- A pesquisa Genial/Quaest aponta que 53% dos brasileiros consideram as urnas eletrônicas confiáveis e 43% desconfiam, com 1% não concordando nem discordando e 3% sem resposta.
- Regionalmente, o Nordeste é o mais confiante (59% confiam; 37% desconfiam); Sudeste (53%/42%), Sul (48%/48%), Centro-Oeste e Norte (47%/48%).
- Entre religiões, 57% dos católicos confiam nas urnas, enquanto 39% desconfiam; entre evangélicos, 44% confiam e 52% desconfiam.
- Em termos ideológicos, 75% dos eleitores que disseram ter votado em Lula em 2022 confiam; entre apoiadores de Bolsonaro, apenas 22% confiam e 69% desconfiam; lulistas chegam a 78% de confiança, bolsonaristas, 18%.

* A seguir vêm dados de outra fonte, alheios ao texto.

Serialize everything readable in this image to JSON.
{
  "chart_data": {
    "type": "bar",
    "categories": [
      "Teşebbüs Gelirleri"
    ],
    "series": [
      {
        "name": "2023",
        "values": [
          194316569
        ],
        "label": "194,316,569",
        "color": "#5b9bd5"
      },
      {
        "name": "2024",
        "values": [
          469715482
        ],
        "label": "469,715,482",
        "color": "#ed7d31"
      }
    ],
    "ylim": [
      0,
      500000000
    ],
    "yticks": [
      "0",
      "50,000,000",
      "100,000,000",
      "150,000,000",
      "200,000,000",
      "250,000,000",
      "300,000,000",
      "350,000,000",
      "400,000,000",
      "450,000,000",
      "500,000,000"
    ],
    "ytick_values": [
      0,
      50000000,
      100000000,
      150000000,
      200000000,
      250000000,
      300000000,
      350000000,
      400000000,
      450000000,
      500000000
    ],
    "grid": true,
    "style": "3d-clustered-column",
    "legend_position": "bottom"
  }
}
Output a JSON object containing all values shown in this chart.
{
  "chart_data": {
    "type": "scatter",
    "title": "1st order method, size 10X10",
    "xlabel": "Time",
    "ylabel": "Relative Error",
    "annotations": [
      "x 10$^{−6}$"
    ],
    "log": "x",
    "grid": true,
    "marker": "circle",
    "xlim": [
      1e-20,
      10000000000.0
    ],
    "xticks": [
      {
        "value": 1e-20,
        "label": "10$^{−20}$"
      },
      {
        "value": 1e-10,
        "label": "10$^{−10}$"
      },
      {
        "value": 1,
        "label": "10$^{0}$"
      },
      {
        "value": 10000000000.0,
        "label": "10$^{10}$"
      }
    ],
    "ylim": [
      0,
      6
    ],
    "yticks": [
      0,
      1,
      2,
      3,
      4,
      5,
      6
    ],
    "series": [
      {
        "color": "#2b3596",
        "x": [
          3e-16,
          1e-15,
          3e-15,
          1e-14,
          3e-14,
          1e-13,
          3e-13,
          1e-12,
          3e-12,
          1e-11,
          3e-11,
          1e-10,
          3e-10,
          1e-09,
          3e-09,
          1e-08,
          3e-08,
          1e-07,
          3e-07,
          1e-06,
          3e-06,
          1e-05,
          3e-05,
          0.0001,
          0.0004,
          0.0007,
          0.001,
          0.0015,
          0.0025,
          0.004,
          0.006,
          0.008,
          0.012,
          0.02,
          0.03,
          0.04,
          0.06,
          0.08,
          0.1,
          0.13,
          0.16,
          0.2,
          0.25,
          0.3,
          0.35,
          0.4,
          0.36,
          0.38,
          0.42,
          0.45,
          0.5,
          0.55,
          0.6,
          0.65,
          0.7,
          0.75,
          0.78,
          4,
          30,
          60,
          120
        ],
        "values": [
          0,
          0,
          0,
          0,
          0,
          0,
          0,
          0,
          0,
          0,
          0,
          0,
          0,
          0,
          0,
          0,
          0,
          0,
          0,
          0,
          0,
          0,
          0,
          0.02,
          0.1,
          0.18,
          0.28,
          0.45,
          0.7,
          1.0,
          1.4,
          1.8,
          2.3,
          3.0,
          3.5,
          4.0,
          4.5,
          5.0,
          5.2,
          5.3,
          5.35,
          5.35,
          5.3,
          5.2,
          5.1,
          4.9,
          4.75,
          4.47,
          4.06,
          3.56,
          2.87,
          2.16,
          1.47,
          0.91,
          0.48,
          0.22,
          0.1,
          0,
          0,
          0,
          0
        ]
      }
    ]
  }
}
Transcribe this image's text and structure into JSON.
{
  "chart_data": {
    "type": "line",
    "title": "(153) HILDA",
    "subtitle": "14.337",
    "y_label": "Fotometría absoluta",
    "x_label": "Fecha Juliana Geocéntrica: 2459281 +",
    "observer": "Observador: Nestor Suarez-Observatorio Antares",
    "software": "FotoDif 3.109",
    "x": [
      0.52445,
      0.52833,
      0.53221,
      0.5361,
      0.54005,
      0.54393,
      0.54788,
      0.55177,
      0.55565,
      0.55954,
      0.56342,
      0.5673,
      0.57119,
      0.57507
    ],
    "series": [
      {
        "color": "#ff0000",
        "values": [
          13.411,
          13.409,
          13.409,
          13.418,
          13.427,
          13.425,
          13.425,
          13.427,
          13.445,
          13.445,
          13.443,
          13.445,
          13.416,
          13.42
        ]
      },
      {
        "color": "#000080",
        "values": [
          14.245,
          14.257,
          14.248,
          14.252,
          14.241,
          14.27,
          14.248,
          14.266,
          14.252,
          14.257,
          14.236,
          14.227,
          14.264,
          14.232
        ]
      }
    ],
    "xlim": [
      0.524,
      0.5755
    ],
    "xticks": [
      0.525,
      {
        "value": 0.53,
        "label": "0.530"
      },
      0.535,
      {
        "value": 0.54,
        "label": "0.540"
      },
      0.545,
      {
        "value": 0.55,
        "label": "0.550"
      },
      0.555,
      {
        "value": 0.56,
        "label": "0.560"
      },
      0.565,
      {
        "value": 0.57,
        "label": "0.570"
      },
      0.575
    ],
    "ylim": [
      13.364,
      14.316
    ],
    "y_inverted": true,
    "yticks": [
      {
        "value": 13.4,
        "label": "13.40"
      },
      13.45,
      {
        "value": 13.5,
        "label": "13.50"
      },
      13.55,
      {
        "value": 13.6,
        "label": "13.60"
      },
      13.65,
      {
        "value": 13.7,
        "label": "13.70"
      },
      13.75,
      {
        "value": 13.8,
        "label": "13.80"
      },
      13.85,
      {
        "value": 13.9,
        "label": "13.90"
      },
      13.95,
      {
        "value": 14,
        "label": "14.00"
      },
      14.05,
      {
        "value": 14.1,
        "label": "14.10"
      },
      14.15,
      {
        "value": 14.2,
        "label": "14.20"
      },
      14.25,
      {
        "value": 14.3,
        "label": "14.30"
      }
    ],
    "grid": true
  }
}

- A pesquisa foi realizada de 5 a 9 de fevereiro de 2026, com 2.004 pessoas em 120 municípios, com margem de erro de 2 pontos percentuais e confiabilidade de 95%; registro no Tribunal Superior Eleitoral, nº BR-00249/2026.
A pesquisa Genial/Quaest, divulgada neste domingo, aponta que pouco mais da metade da população confia no sistema de votação eletrônico. Ao todo, 53% concordam que as urnas são confiáveis, enquanto 43% discordam e 1% não respondeu. Outros 3% não souberam ou não quiseram dizer.
Regionalmente, o Nordeste lidera em confiança, com 59% a favor e 37% contra. No Sudeste, 54% confiam contra 42% que não confiam. O Sul registra empate, 48% a favor e 48% contrários. Centro-Oeste e Norte chegam a 47% de confiança e 48% de desconfiança.
Entre religiões, 57% dos católicos confiam, ante 39% de descrença. Entre evangélicos, 44% confiam e 52% não confiam. No âmbito político, 75% dos que disseram ter votado em Lula em 2022 confiam; 22% não confiam. Entre apoiadores de Bolsonaro, 22% confiam e 69% não confiam.
Entre quem se reconhece como lulista, o índice de confiança chega a 78%. Entre bolsonaristas, apenas 18% confiam. Entre quem aprova o governo Lula, 74% confiam; entre os que desaprovam, 34% acreditam na confiabilidade das urnas.
A pesquisa foi realizada de 5 a 9 de fevereiro de 2026, com 2.004 entrevistas, em 120 municípios. A margem de erro é de 2 pontos percentuais e o nível de confiança chega a 95%. O estudo foi registrado no TSE sob o nº BR-00249/2026.
Metodologia e abrangência
Os entrevistados tinham 16 anos ou mais. O objetivo foi medir percepção sobre a confiabilidade do voto eletrônico. Os resultados não indicam preferência por qualquer posição política de forma geral.
Considerações finais
O levantamento mostra variações regionais, religiosas e ideológicas na percepção sobre as urnas. Os dados destacam a importância de entender contextos locais para debates sobre o tema. A divulgação segue sem opiniões ou julgamentos.